Kerry looked at a map: “Sixty percent of the West Bank, known as Area C, would largely come under Palestinian control. This was decided a long time ago on the basis of the Oslo Accords. But today this land is largely off-limits to Palestinian development.” Let us therefore “be clear,” he added, finally freed from diplomatic obligations: “Settlement expansion has nothing to do with Israel’s security.” Seven years later, there is there are more holes than cheese.
– The new geography
Area C is the part of Palestine under the complete military and administrative control of Israel. And never before, international observers charge, has the Netanyahu government allowed things to happen during this period of bombing raids on the Gaza Strip: nine camps were created and 18 illegal roads were built connecting the outposts.
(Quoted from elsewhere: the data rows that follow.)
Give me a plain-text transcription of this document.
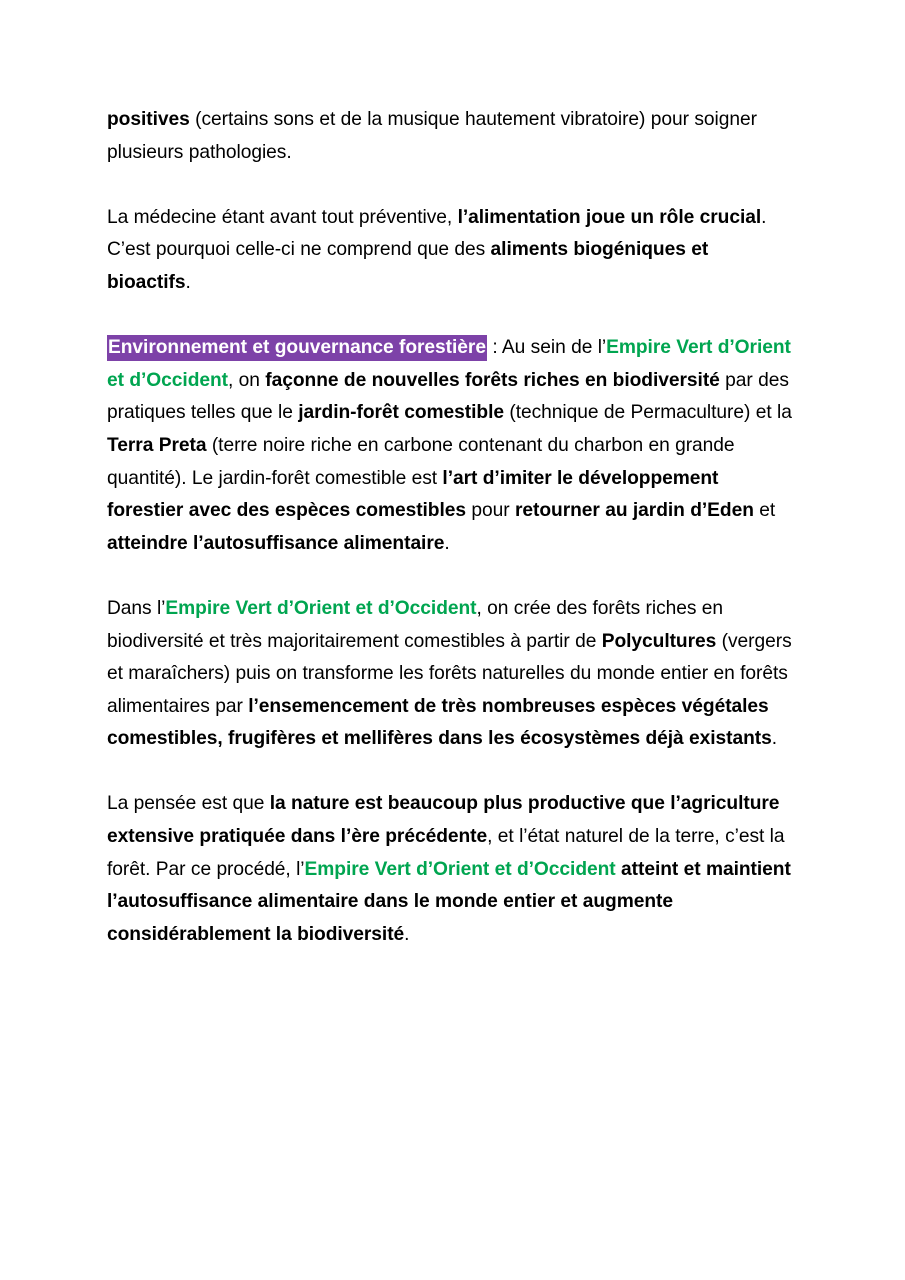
positives (certains sons et de la musique hautement vibratoire) pour soigner plusieurs pathologies.

La médecine étant avant tout préventive, l’alimentation joue un rôle crucial. C’est pourquoi celle-ci ne comprend que des aliments biogéniques et bioactifs.

Environnement et gouvernance forestière : Au sein de l’Empire Vert d’Orient et d’Occident, on façonne de nouvelles forêts riches en biodiversité par des pratiques telles que le jardin-forêt comestible (technique de Permaculture) et la Terra Preta (terre noire riche en carbone contenant du charbon en grande quantité). Le jardin-forêt comestible est l’art d’imiter le développement forestier avec des espèces comestibles pour retourner au jardin d’Eden et atteindre l’autosuffisance alimentaire.

Dans l’Empire Vert d’Orient et d’Occident, on crée des forêts riches en biodiversité et très majoritairement comestibles à partir de Polycultures (vergers et maraîchers) puis on transforme les forêts naturelles du monde entier en forêts alimentaires par l’ensemencement de très nombreuses espèces végétales comestibles, frugifères et mellifères dans les écosystèmes déjà existants.

La pensée est que la nature est beaucoup plus productive que l’agriculture extensive pratiquée dans l’ère précédente, et l’état naturel de la terre, c’est la forêt. Par ce procédé, l’Empire Vert d’Orient et d’Occident atteint et maintient l’autosuffisance alimentaire dans le monde entier et augmente considérablement la biodiversité.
Asael, Amihai, Givat Haktora, Or Meir, Sde Yonatan, Yachish Zion: The new settler geography is often a return to settlements like Battir that have already been dismantled. The settlers also reappeared in Amona, from where they were expelled in 2017 following the ruling of an Israeli civil court: the judge had also ordered financial compensation and a new renovation in return for the demolition, but the place has become a flag extreme right-wing government – Amona commemorates the fifteenth king of Judah – and in short, it had to be reclaimed.
Ultra-Orthodox traction
Today, not even one in three settlers is secular: it is the ultra-Orthodox and religious Zionists who, with the approval of the Israeli soldiers who look the other way, are placing the chess pieces at the risk of the West Bank. “The permissive military and political context of Area C – comment the pacifists – enables reckless construction and almost uncontrolled land grabbing.” The result is not only physical damage to the Palestinians and their land, but also significant political change in the West Bank.” For example the old Huwara road: it always served to connect a million Palestinians from Nablus, but was closed with the war and the new connection is practically only used by settlers. “Instead of clearing the settlements, they are also building ring roads around them.”
The last protest
When an attack occurred in Jerusalem last February and three Israelis were killed, Netanyahu responded by announcing that he would legalize numerous outposts in the West Bank that had previously been considered illegal even by his government. It was the last time before the Hamas massacre on the kibbutzim that the UN, the USA and the EU protested a little louder than usual.
Then there was silence and the war came: the opportunity to get the concrete mixers running again, the Palestinian Authority accuses, and to create 13,000 new houses for the settlers, 300 percent more. “The tragedy of Gaza has overshadowed these stories,” says Jamal Al Ziadi, who was spokesman for Palestinian Prime Minister Salam Fayyad, the man the US and Israel nominated to lead the postwar government: “But true peace must not forget that. “Another part of the story.”